12) Be prepared to spend some time there. You will have to go for a test drive, negotiate, visit with the finance department, get introduced to your new car with a “delivery” process, and more. Don’t rush it. One of the things you are paying for is their service….so let them serve you.Go with several hours to spend there. Don’t take your kids. They will get super bored…and then the car dealership staff will not like you (just being honest) because your kids are wreaking havoc.
13) Don’t just walk on the lot and have the first salesperson help you. Either call first or get in touch with someone from the website. Just call and ask for the sales department. The person who takes the call is likely either 1) the best salesperson because the receptionist transferred you right to them, or 2) a go-getter for taking the call. You don’t necessarily have to set an appointment (although you will get better service), but having a contact person will just make the whole experience better. Even if all you have is a name, you can ask for that person. Honestly, some of the best salesmen at the dealership don’t have to “patrol” the lot for customers because they have lots of referrals and contacts who set appointments for them. So sometimes the “hawks” that come to you when you drive up on the lot are not the top-notch salespeople (and you want to work with the best).

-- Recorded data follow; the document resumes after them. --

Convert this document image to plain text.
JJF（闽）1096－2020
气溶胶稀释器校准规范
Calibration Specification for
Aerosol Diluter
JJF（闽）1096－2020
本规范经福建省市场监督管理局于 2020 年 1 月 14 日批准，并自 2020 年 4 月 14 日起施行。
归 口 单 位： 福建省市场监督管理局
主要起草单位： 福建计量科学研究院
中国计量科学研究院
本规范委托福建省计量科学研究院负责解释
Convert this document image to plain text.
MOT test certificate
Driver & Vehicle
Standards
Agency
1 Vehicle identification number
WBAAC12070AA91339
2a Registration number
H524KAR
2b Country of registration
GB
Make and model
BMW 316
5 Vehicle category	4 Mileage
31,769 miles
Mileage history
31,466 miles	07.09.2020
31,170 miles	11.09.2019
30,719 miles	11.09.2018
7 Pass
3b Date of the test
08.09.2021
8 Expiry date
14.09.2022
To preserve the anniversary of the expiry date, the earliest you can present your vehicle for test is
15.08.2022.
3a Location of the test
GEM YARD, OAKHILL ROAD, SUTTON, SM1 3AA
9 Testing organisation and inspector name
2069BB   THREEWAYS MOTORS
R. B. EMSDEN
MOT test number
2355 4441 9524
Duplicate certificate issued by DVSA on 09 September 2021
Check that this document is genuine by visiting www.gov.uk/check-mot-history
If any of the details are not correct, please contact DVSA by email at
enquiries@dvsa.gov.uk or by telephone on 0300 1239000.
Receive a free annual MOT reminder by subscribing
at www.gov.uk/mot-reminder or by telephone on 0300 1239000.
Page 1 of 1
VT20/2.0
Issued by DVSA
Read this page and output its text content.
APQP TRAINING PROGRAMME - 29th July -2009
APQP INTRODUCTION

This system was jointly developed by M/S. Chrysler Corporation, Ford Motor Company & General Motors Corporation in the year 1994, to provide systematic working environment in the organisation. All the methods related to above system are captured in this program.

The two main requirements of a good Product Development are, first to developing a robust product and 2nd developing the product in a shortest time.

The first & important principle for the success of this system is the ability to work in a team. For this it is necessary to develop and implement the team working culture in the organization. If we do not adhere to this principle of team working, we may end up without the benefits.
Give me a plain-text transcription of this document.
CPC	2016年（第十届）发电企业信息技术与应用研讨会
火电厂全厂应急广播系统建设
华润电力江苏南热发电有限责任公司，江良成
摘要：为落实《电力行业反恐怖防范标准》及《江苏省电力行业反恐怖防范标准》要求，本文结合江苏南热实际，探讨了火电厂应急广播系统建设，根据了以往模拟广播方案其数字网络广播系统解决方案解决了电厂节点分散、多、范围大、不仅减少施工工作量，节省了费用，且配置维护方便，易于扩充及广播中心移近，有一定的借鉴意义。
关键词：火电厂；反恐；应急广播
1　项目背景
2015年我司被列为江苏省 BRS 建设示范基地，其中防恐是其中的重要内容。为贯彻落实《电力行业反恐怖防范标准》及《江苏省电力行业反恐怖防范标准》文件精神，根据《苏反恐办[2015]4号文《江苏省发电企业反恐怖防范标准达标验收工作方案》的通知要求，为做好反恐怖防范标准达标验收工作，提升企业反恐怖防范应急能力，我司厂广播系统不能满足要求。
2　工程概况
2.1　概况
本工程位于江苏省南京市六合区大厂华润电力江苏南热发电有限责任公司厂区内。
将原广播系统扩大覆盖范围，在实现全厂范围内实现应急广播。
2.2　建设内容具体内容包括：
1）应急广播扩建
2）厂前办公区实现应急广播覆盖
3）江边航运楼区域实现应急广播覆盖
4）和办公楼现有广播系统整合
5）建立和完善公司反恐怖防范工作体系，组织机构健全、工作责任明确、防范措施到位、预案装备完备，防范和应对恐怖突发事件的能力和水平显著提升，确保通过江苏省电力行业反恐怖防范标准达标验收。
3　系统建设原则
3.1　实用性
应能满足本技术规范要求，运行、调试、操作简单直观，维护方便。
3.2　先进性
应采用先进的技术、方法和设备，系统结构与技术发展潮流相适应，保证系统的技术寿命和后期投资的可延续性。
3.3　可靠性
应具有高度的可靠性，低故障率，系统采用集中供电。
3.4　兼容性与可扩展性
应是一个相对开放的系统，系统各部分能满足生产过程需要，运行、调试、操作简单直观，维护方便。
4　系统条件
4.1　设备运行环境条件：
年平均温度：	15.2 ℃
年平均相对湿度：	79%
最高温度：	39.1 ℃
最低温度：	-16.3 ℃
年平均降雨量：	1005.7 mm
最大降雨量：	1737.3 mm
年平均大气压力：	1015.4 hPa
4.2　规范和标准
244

14) Remember you are in charge. Buying a car is imtidating, but you are the boss here. It is your money, your preferences. Don’t get talked into a higher price than you are comfortable, longer payment terms than you want, or a car you aren’t happy with. I’ve seen it happen.
15) Remember, they are salespeople. Everything is rosier from their point of view. Be sure and take some one-on-one time with whoever you brought with you to discuss things away from the salesperson to get a grip on reality.